Tuesday, 13 October 2015

Coppice - 30th September 2011



As a kid, I was once in the grounds of Grimsdyke on the edge of Harrow. Myself and two friends had been taken there as a treat. I guess we were seven or eight. Running wild. Exploring.

We had found a tree that had partially fallen and dared each other to climb the remains. It seemed easy. All long straight bows and thick branches. I was the least nimble of the three and struggled as my friends reached higher and higher, branches bending under their weight. But they grew bored, navigated back around me and returned to terra firma.
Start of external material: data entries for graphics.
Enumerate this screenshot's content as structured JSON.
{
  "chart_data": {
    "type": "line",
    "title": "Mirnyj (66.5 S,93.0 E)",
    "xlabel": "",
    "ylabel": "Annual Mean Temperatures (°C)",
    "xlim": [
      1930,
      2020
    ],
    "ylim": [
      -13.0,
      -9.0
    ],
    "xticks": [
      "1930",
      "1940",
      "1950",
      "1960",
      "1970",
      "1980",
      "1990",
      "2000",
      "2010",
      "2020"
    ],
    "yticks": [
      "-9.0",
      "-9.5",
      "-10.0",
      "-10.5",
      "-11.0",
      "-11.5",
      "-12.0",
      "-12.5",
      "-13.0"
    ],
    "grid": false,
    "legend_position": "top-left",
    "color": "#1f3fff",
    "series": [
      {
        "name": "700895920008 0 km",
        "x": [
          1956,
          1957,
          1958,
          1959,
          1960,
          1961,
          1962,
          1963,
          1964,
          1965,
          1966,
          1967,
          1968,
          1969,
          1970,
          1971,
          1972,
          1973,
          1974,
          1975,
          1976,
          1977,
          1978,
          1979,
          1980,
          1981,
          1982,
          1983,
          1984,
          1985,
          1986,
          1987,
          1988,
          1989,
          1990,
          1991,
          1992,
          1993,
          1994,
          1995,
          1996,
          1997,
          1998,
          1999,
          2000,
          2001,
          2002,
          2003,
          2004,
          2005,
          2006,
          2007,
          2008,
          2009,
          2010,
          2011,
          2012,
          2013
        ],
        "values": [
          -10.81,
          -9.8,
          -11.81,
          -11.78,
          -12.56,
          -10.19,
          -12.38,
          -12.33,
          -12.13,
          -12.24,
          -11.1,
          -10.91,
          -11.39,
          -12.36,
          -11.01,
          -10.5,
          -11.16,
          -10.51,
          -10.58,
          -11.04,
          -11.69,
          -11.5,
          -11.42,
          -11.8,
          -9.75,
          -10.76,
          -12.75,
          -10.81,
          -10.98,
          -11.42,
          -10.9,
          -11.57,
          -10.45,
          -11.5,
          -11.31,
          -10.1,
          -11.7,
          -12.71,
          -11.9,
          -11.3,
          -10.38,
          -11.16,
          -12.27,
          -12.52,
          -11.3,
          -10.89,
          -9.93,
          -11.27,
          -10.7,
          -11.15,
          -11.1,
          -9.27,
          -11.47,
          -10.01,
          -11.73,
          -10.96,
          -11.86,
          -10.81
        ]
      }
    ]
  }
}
But I remained rigid, stuck and unmoving. Not very far from the ground, but stuck still and petrified. I couldn’t reach higher but I couldn’t retrace my steps. I didn’t dare just jump and let gravity do its stuff. I couldn’t move.

With resignation and a good degree of embarrassment, I accepted the help of my friends' mother who eventually stumbled across me. She reached up, prised me off the branch where I was stricken and lifted me back to safety.

I was ripped to shreds by my peers. Even their mother joined in. I was mortified.

So, since then, I’d been wary of trees. I left them to the birds and the leaves.

Step forward to the more recent past.

September 30. 2011.

Autumn hadn’t even threatened. Summer seemed to be endless when I found myself off work and at a loose end. I’d already been up and out, early, trying to capture a few autumnal, misty shots near Tring in Hertfordshire.

Tring.

But the weather was incredible. Clear. Bright. Warm. It was no day to waste staring out of a South Harrow living room.

Mad Bess Woods in Ruislip called.

I walked and walked in the shade of the still green leaved trees. I watched the dappling light play and pattern on the woodland floor but I was drawn to the canopy, high above me. A dozen shades of green and yellow on a pale blue backdrop. The trunks of the coppiced trees reached, stretched and crawled skyward toward the light. I was smitten.

I snapped away. Shot after shot. But nothing was quite working.

Until I sensed a tree calling me. It could hear it and feel it whispering…

Climb me. Climb me. Climb me.

Which is when I started to recall the incident at Grimsdyke so many years ago.

But the tree was insistent. So I listened to its croaky tree voice, accepted the dare and gave the tree a climb.

I felt alone. On a weekday afternoon, you can go an age in Ruislip Woods without seeing another soul. And so it was on that late, late September afternoon four years ago. I was alone but felt conspicuous, as I crawled to a suitable vantage point.

And from my vantage point a few feet above the ground, wedged and locked in the old coppicing cuts of a hornbeam or an oak (apologies, I am no expert), I captured the shot of the canopy that I had been searching for.

For a better resolution, follow the Flickr link, below:

The tree reaching upward seems to form a tunnel guiding you/your eye to the light. Layers of coloured leaves high above appear kaleidoscopic. Other worldly. All the main, dark trunks in the image seem separate yet are all from the same tree, cut and coppiced many years ago.

I stayed in the tree for a while. In part, because I was captured by the moment. The movement of shape and colour above me. But, also, because I was revelling in breaking my idiotic and needless fear of tree climbing and wallowing in my defeat of a stupid childhood demon. But, I also remained tree bound because, in all honesty - after all these years -, I still find it far easier to scale a tree than climb back down.


I suppose that makes me a Treecreeper. Not a Nuthatch.